When uploading MS Office docs, I would like Plone to automatically set the embedded cover page image as the document lead image and copy over Dublin Core document metadata.

I am hoping to accomplish the extraction by first extending openxmllib and perhaps Products.OpenXml.

Then, to store the document, I am thinking a Dexterity content type (say, "Document") based on plone.app.contenttypes File (with IDublinCore & ILeadImage behaviors enabled) would be sufficient. From there, I assume that I could subscribe for IObjectCreatedEvent to populate the lead (cover) image & metadata fields. At least initially, all the fields with copied-over data would be read only.

Are there some better ways or pieces I am missing?

It would be nice if one could upload multiple documents at once. I seem to remember Plone5 has this feature built-in? Even better, I would like this to support bulk file management via WebDav. However I found out that when uploading files to Plone (4.3) via WebDav, file names with non-ASCII characters seem to always get rejected. Is that a known problem or am I to blame my WebDav client (ExpanDrive on OSX) for that? Any existing solutions?

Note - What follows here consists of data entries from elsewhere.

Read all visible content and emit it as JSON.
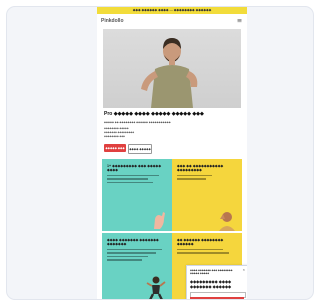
{
  "banner": {
    "text": "◆◆◆ ◆◆◆◆◆◆ ◆◆◆◆ — ◆◆◆◆◆◆◆◆ ◆◆◆◆◆◆"
  },
  "header": {
    "logo": "Pinkdollo"
  },
  "hero": {
    "title": "Pro ◆◆◆◆◆ ◆◆◆◆ ◆◆◆◆◆ ◆◆◆◆◆ ◆◆◆"
  },
  "content": {
    "subtitle": "◆◆◆◆◆ ◆◆ ◆◆◆◆◆◆◆◆ ◆◆◆◆◆◆ ◆◆◆◆◆◆◆◆◆◆◆",
    "bullets": [
      "◆◆◆◆◆◆◆◆ ◆◆◆◆◆",
      "◆◆◆◆◆◆◆ ◆◆◆◆◆◆◆◆◆",
      "◆◆◆◆◆◆◆◆ ◆◆◆"
    ],
    "primary_button": "◆◆◆◆◆ ◆◆◆",
    "secondary_button": "◆◆◆◆ ◆◆◆◆◆"
  },
  "tiles": [
    {
      "title": "1+ ◆◆◆◆◆◆◆◆◆ ◆◆◆ ◆◆◆◆◆ ◆◆◆◆",
      "color": "#69d2c3"
    },
    {
      "title": "◆◆◆ ◆◆ ◆◆◆◆◆◆◆◆◆◆◆ ◆◆◆◆◆◆◆◆◆",
      "color": "#f5d63d"
    },
    {
      "title": "◆◆◆◆ ◆◆◆◆◆◆◆ ◆◆◆◆◆◆◆ ◆◆◆◆◆◆◆",
      "color": "#69d2c3"
    },
    {
      "title": "◆◆ ◆◆◆◆◆◆ ◆◆◆◆◆◆◆◆ ◆◆◆◆◆◆",
      "color": "#f5d63d"
    }
  ],
  "popup": {
    "text": "◆◆◆◆ ◆◆◆◆◆◆◆ ◆◆◆ ◆◆◆◆◆◆◆◆ ◆◆◆◆◆ ◆◆◆◆◆",
    "headline": "◆◆◆◆◆◆◆◆◆ ◆◆◆◆ ◆◆◆◆◆◆◆ ◆◆◆◆◆◆",
    "close": "×"
  },
  "colors": {
    "accent": "#e0403f",
    "banner": "#f2dc3a",
    "teal": "#69d2c3",
    "yellow": "#f5d63d"
  }
}
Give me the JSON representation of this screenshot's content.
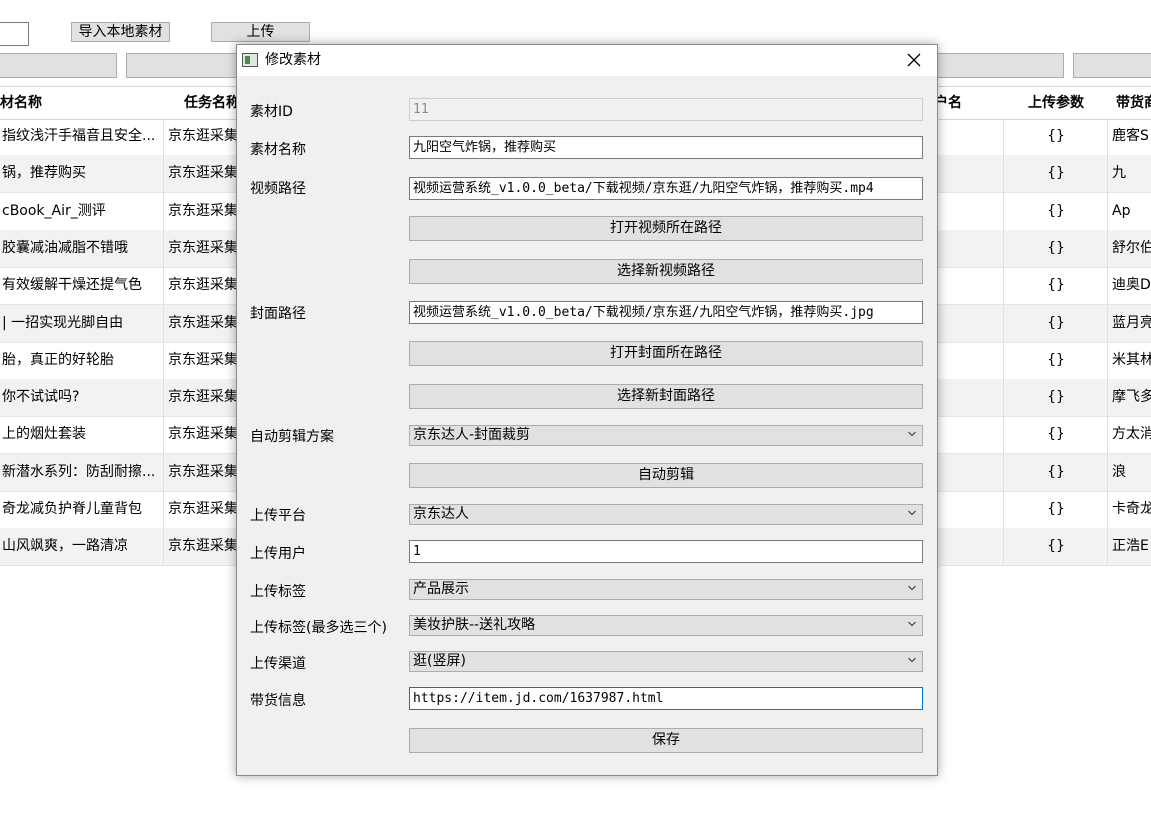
{
  "toolbar": {
    "import_label": "导入本地素材",
    "upload_label": "上传"
  },
  "table": {
    "headers": [
      "材名称",
      "任务名称",
      "户名",
      "上传参数",
      "带货商"
    ],
    "rows": [
      {
        "name": "指纹浅汗手福音且安全...",
        "task": "京东逛采集",
        "params": "{}",
        "goods": "鹿客S"
      },
      {
        "name": "锅，推荐购买",
        "task": "京东逛采集",
        "params": "{}",
        "goods": "九"
      },
      {
        "name": "cBook_Air_测评",
        "task": "京东逛采集",
        "params": "{}",
        "goods": "Ap"
      },
      {
        "name": "胶囊减油减脂不错哦",
        "task": "京东逛采集",
        "params": "{}",
        "goods": "舒尔伯"
      },
      {
        "name": "有效缓解干燥还提气色",
        "task": "京东逛采集",
        "params": "{}",
        "goods": "迪奥D"
      },
      {
        "name": "| 一招实现光脚自由",
        "task": "京东逛采集",
        "params": "{}",
        "goods": "蓝月亮"
      },
      {
        "name": "胎，真正的好轮胎",
        "task": "京东逛采集",
        "params": "{}",
        "goods": "米其林"
      },
      {
        "name": "你不试试吗?",
        "task": "京东逛采集",
        "params": "{}",
        "goods": "摩飞多"
      },
      {
        "name": "上的烟灶套装",
        "task": "京东逛采集",
        "params": "{}",
        "goods": "方太消"
      },
      {
        "name": "新潜水系列：防刮耐擦...",
        "task": "京东逛采集",
        "params": "{}",
        "goods": "浪"
      },
      {
        "name": "奇龙减负护脊儿童背包",
        "task": "京东逛采集",
        "params": "{}",
        "goods": "卡奇龙"
      },
      {
        "name": "山风飒爽，一路清凉",
        "task": "京东逛采集",
        "params": "{}",
        "goods": "正浩E"
      }
    ]
  },
  "dialog": {
    "title": "修改素材",
    "material_id_label": "素材ID",
    "material_id_value": "11",
    "material_name_label": "素材名称",
    "material_name_value": "九阳空气炸锅，推荐购买",
    "video_path_label": "视频路径",
    "video_path_value": "视频运营系统_v1.0.0_beta/下载视频/京东逛/九阳空气炸锅，推荐购买.mp4",
    "open_video_dir_label": "打开视频所在路径",
    "choose_video_label": "选择新视频路径",
    "cover_path_label": "封面路径",
    "cover_path_value": "视频运营系统_v1.0.0_beta/下载视频/京东逛/九阳空气炸锅，推荐购买.jpg",
    "open_cover_dir_label": "打开封面所在路径",
    "choose_cover_label": "选择新封面路径",
    "auto_edit_scheme_label": "自动剪辑方案",
    "auto_edit_scheme_value": "京东达人-封面裁剪",
    "auto_edit_label": "自动剪辑",
    "platform_label": "上传平台",
    "platform_value": "京东达人",
    "user_label": "上传用户",
    "user_value": "1",
    "tag_label": "上传标签",
    "tag_value": "产品展示",
    "tag_multi_label": "上传标签(最多选三个)",
    "tag_multi_value": "美妆护肤--送礼攻略",
    "channel_label": "上传渠道",
    "channel_value": "逛(竖屏)",
    "goods_label": "带货信息",
    "goods_value": "https://item.jd.com/1637987.html",
    "save_label": "保存"
  }
}
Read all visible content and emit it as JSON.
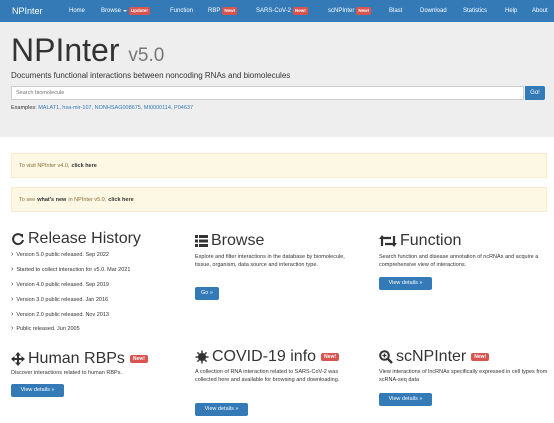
{
  "nav": {
    "brand": "NPInter",
    "items": [
      {
        "label": "Home"
      },
      {
        "label": "Browse",
        "badge": "Update!"
      },
      {
        "label": "Function"
      },
      {
        "label": "RBP",
        "badge": "New!"
      },
      {
        "label": "SARS-CoV-2",
        "badge": "New!"
      },
      {
        "label": "scNPInter",
        "badge": "New!"
      },
      {
        "label": "Blast"
      },
      {
        "label": "Download"
      },
      {
        "label": "Statistics"
      },
      {
        "label": "Help"
      },
      {
        "label": "About"
      }
    ]
  },
  "header": {
    "title": "NPInter",
    "version": "v5.0",
    "subtitle": "Documents functional interactions between noncoding RNAs and biomolecules",
    "search_placeholder": "Search biomolecule",
    "go_label": "Go!",
    "examples_label": "Examples:",
    "examples": "MALAT1, hsa-mir-107, NONHSAG008675, MI0000114, P04637"
  },
  "alerts": {
    "v4_text": "To visit NPInter v4.0,",
    "v4_link": "click here",
    "new_pre": "To see",
    "new_bold": "what's new",
    "new_mid": "in NPInter v5.0,",
    "new_link": "click here"
  },
  "release": {
    "title": "Release History",
    "items": [
      "Version 5.0 public released. Sep 2022",
      "Started to collect interaction for v5.0. Mar 2021",
      "Version 4.0 public released. Sep 2019",
      "Version 3.0 public released. Jan 2016",
      "Version 2.0 public released. Nov 2013",
      "Public released. Jun 2005"
    ]
  },
  "browse": {
    "title": "Browse",
    "text": "Explore and filter interactions in the database by biomolecule, tissue, organism, data source and interaction type.",
    "button": "Go »"
  },
  "function": {
    "title": "Function",
    "text": "Search function and disease annotation of ncRNAs and acquire a comprehensive view of interactions.",
    "button": "View details »"
  },
  "rbps": {
    "title": "Human RBPs",
    "badge": "New!",
    "text": "Discover interactions related to human RBPs.",
    "button": "View details »"
  },
  "covid": {
    "title": "COVID-19 info",
    "badge": "New!",
    "text": "A collection of RNA interaction related to SARS-CoV-2 was collected here and available for browsing and downloading.",
    "button": "View details »"
  },
  "scnp": {
    "title": "scNPInter",
    "badge": "New!",
    "text": "View interactions of lncRNAs specifically expressed in cell types from scRNA-seq data",
    "button": "View details »"
  },
  "colors": {
    "primary": "#337ab7",
    "badge": "#d9534f",
    "alert_bg": "#fcf8e3",
    "jumbotron": "#eeeeee"
  }
}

Later, it would of course (?) make sense for a Document type such as described here to have pluggable support for any document type (PDF to start with). If someone with more experience would suggest a design for that, I'll be glad to use it. I can put in an interface & overridable adapter for cover & DC metadata extraction but I am guessing that is not enough. Or perhaps it is, if indexing & mime type support etc. would be provided by other third-party packages, similar to how Products.OpenXml provides those for MS Office XML docs?

Any comments & suggestions appreciated.

gyst · May 13, 2016, 6:43am

Take a look at collective.documentviewer for the image extraction. We use that extensively in ploneintranet.

espenmn · May 13, 2016, 8:32am

For the upload, you should take a look at:
wildcard foldercontents - https://pypi.python.org/pypi/wildcard.foldercontents/2.0b4

petri · May 20, 2016, 10:02am

Thanks for your suggestions. I ended up using PyPDF2 for splitting out just the cover (first) page, and Wand (ImageMagick wrapper) for converting to PNG. Works quite nicely, and easy to install, given that they can be installed as debian packages that in turn pull in all the dependencies.

I hope to be able to release the first version of the package (collective.filemeta) soon.

P.S. Could someone point out what package(s) in Plone produce the nice formatted (and sometimes even i18n'd) strings for file sizes, ie. "File size 12.4 MB" or similar?